Pues a mi trabajo. ¿Qué trabajo va a ser?

No será el Fiti, ¿no?

¿Eh?

Rober, dame el móvil.

Rober, que es mi propiedad privada, dámelo.

Lo sé mejor que tú, que es tu propiedad.

Y estate quietecito, ¿vale?

No voy a mirar mientras te metes en la boca del lobo.

Quédatelo. A ver cómo lo abres sin la contraseña, listo.

Mira.

¿Cómo has hecho eso? ¿Desde cuándo lo lees?

A ti te lo voy a decir.

Y aquí está el lobo.

"Tampoco era tan difícil encontrarte.

Solo que hasta ahora no me interesaba buscar.

Sabes lo que les pasa a los chivatos como tú, ¿verdad?".

Muy bien.

¿Estás contento?

Esto es serio. Ya sé que es serio.

Pero ¿qué quieres que haga?

Vamos a la policía. No vamos a ir a ninguna policía.

Te recuerdo que por ir a la policía

y por tener un hermano policía

y por no terminar el palo que empecé, estoy como estoy.

Pero eso no es así. Eso es así.

Te digo yo que es así.

Se cree que soy un traicionero por lo que te digo.

No me vengas con la policía, que te meto.

El Fiti es un niñato, pero ten "cuidao", que es peligroso.

Ya sé muy bien cómo es el Fiti.

Hermano, déjame ayudarte. Estás en peligro, tío.

Muchas gracias, pero prefiero arreglármelas solito esta vez.

¿Adónde vas ahora? Al trabajo, el único sitio

donde me siento seguro. En mi trabajo.

No pongas esa cara, que no me han "matao" todavía.

(SUSPIRA)

-¿Dónde te estás quedando?

-En una habitación en un hotel.

-Ah, ¿tan bien te va?

Va a resultar que era yo la culpable de que aquí no te saliera trabajo.

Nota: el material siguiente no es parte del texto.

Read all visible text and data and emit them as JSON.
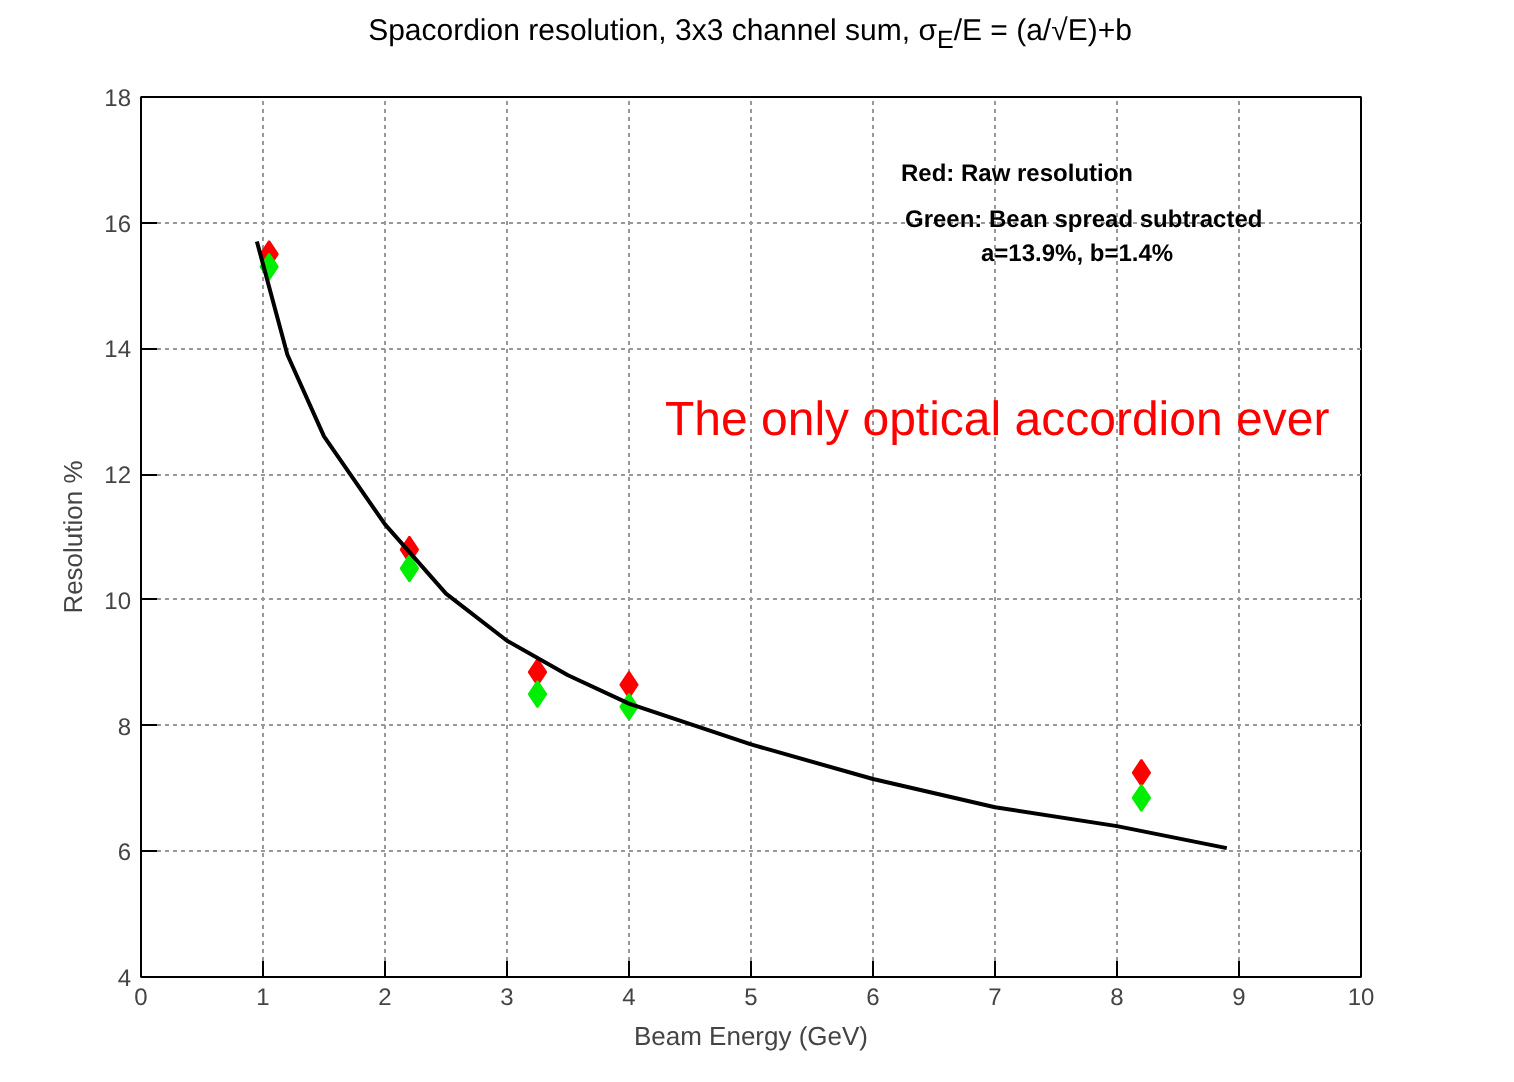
{
  "chart_data": {
    "type": "scatter",
    "title": "Spacordion resolution, 3x3 channel sum, σ$_{E}$/E = (a/√E)+b",
    "xlabel": "Beam Energy (GeV)",
    "ylabel": "Resolution %",
    "x": [
      1.05,
      2.2,
      3.25,
      4.0,
      8.2
    ],
    "series": [
      {
        "color": "#ff0000",
        "values": [
          15.5,
          10.8,
          8.85,
          8.65,
          7.25
        ]
      },
      {
        "color": "#00ee00",
        "values": [
          15.3,
          10.5,
          8.5,
          8.3,
          6.85
        ]
      },
      {
        "type": "line",
        "color": "#000000",
        "marker": "none",
        "x": [
          0.95,
          1.2,
          1.5,
          2.0,
          2.5,
          3.0,
          3.5,
          4.0,
          5.0,
          6.0,
          7.0,
          8.0,
          8.9
        ],
        "values": [
          15.7,
          13.9,
          12.6,
          11.2,
          10.1,
          9.35,
          8.8,
          8.35,
          7.7,
          7.15,
          6.7,
          6.4,
          6.05
        ]
      }
    ],
    "marker": "diamond",
    "xlim": [
      0,
      10
    ],
    "ylim": [
      4,
      18
    ],
    "xticks": [
      0,
      1,
      2,
      3,
      4,
      5,
      6,
      7,
      8,
      9,
      10
    ],
    "yticks": [
      4,
      6,
      8,
      10,
      12,
      14,
      16,
      18
    ],
    "grid": true,
    "annotations": [
      "Red: Raw resolution",
      "Green: Bean spread subtracted",
      "a=13.9%, b=1.4%",
      "The only optical accordion ever"
    ]
  }
}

-¿Vamos a empezar otra vez?

-Es increíble. ¿Vas a seguir como ahí dentro?

¿Con tu papel de santo que no ha roto un plato en su vida?

-Sole, por favor. -Nos abandonaste.

Te fuiste con otra.

Pasaste de todo, Omar.

Y al final quedé yo como la mala.

-Nadie ha dicho que tú "eres" la mala.

-Tu hija sí que lo dice.

Ella me odia.

Igual que tú.

Me has arruinado la vida, Omar.

No sabes el daño que me hiciste marchándote.

-Eso ya lo hemos discutido hace tiempo.

(IRÓNICA) -Ah, hace tiempo.

Entonces, ahora lo que nos pase a Fátima o a mí

no te importa lo más mínimo. -No es verdad.

Me importa mi hija, me importa Fátima,

-Déjame que te cuente lo mal que me lo ha hecho pasar tu hija.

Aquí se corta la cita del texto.